Okay, I wanted to get back into this discussion. I don't think beauty is fully objective (even your post alludes to it), but let's leave that aside for now. Your evidence points facial beauty is mostly objective.
We were talking about insurance / healthcare here. No matter if all scientists in the world unanimously agree that beauty is completely objective at some point in the future, no insurance or healthcare system is going to cover cosmetic surgery for people who don't score near a Golden Ratio facially. The reasons are obvious. It'd sound offensive to the vast majority of society, it'd be bad PR, and not politically correct. Adding to that, even if facial beauty is completely objective, it is actually malleable, unlike height. Every man can look facially better by working out to the point they get a lean face. Change to hairstyles that make their facial proportions look better (and become more attractive in the process). There's a lot of reasons why it would never be covered by insurance or public healthcare even if unanimously agreed on by the scientific world. I know this is not the point you're arguing, but I wanted to get into it.

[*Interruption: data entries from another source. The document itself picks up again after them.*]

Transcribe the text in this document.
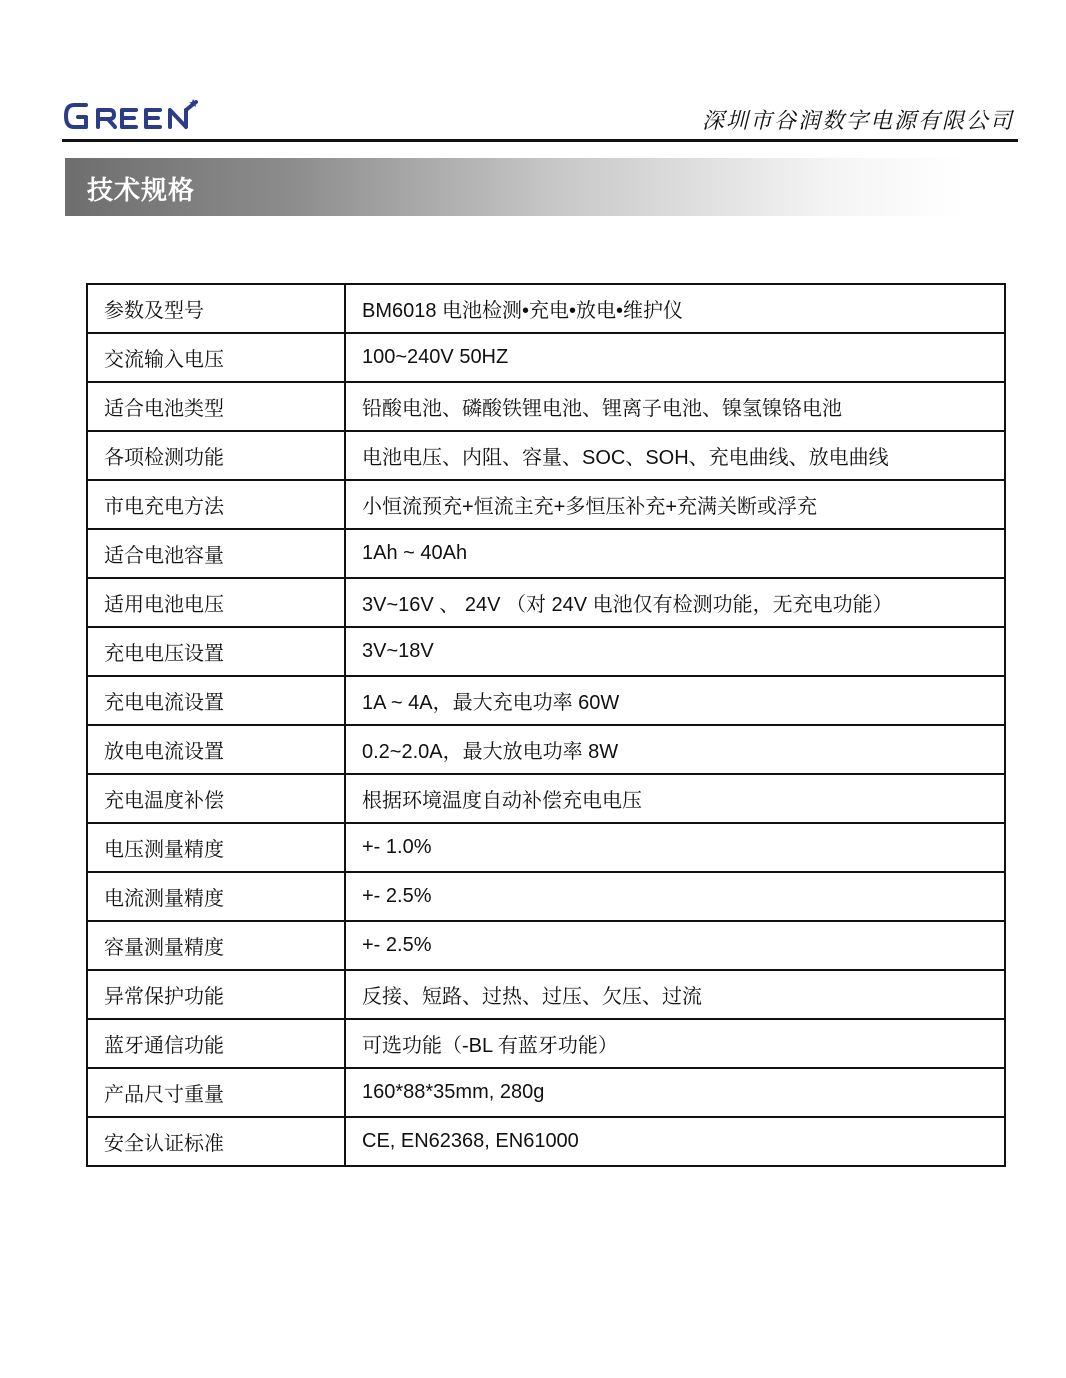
深圳市谷润数字电源有限公司
技术规格
参数及型号	BM6018 电池检测•充电•放电•维护仪
交流输入电压	100~240V 50HZ
适合电池类型	铅酸电池、磷酸铁锂电池、锂离子电池、镍氢镍铬电池
各项检测功能	电池电压、内阻、容量、SOC、SOH、充电曲线、放电曲线
市电充电方法	小恒流预充+恒流主充+多恒压补充+充满关断或浮充
适合电池容量	1Ah ~ 40Ah
适用电池电压	3V~16V 、 24V （对 24V 电池仅有检测功能，无充电功能）
充电电压设置	3V~18V
充电电流设置	1A ~ 4A，最大充电功率 60W
放电电流设置	0.2~2.0A，最大放电功率 8W
充电温度补偿	根据环境温度自动补偿充电电压
电压测量精度	+- 1.0%
电流测量精度	+- 2.5%
容量测量精度	+- 2.5%
异常保护功能	反接、短路、过热、过压、欠压、过流
蓝牙通信功能	可选功能（-BL 有蓝牙功能）
产品尺寸重量	160*88*35mm, 280g
安全认证标准	CE, EN62368, EN61000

Onto height: there's nothing that can be non-superficially done about height (at least in the mind of current society). It is also, sadly, a major physical feature for sexual attraction. This means it is incredibly hard for women at heights like 190cm and up, and even worse for men at 160cm and under. Unlike beauty, we can easily say someone is "tall" or "short" without much fuss. Once a safe technology and decades of psychological research are there, it'll be much less of a problem for insurance and healthcare systems to cover people on extreme enough height percentiles. It's a quick and objective measurement. Adding to that, heightism even helps there. There's very few, if any, organizations promoting that extremely short men are just as beautiful as average height males, and that they should embrace it. It's just not a movement.
We already have history with insurances and some healthcare systems covering sex-reassignment therapy and surgery, HGH treatment for HGH-deficient children, etc. It's not a stretch to think that men in extreme height percentiles will be able to get height surgery in the distant enough future through health insurance or public healthcare. I think it'd be harder for women, but I'd hope extreme height percentiles in both biological sexes are treated equally, should people want to get treatment. This is all unimaginable for the treatment of "ugliness". No matter how "objectively ugly" someone is, it'd be disastrous PR for any insurance or healthcare system to cover cosmetic surgery for it. The best comparison that could be made, and still an unfortunate one, is to burn and acid attack victims. Their facial and other plastic surgeries would/should be covered by insurance and public healthcare systems.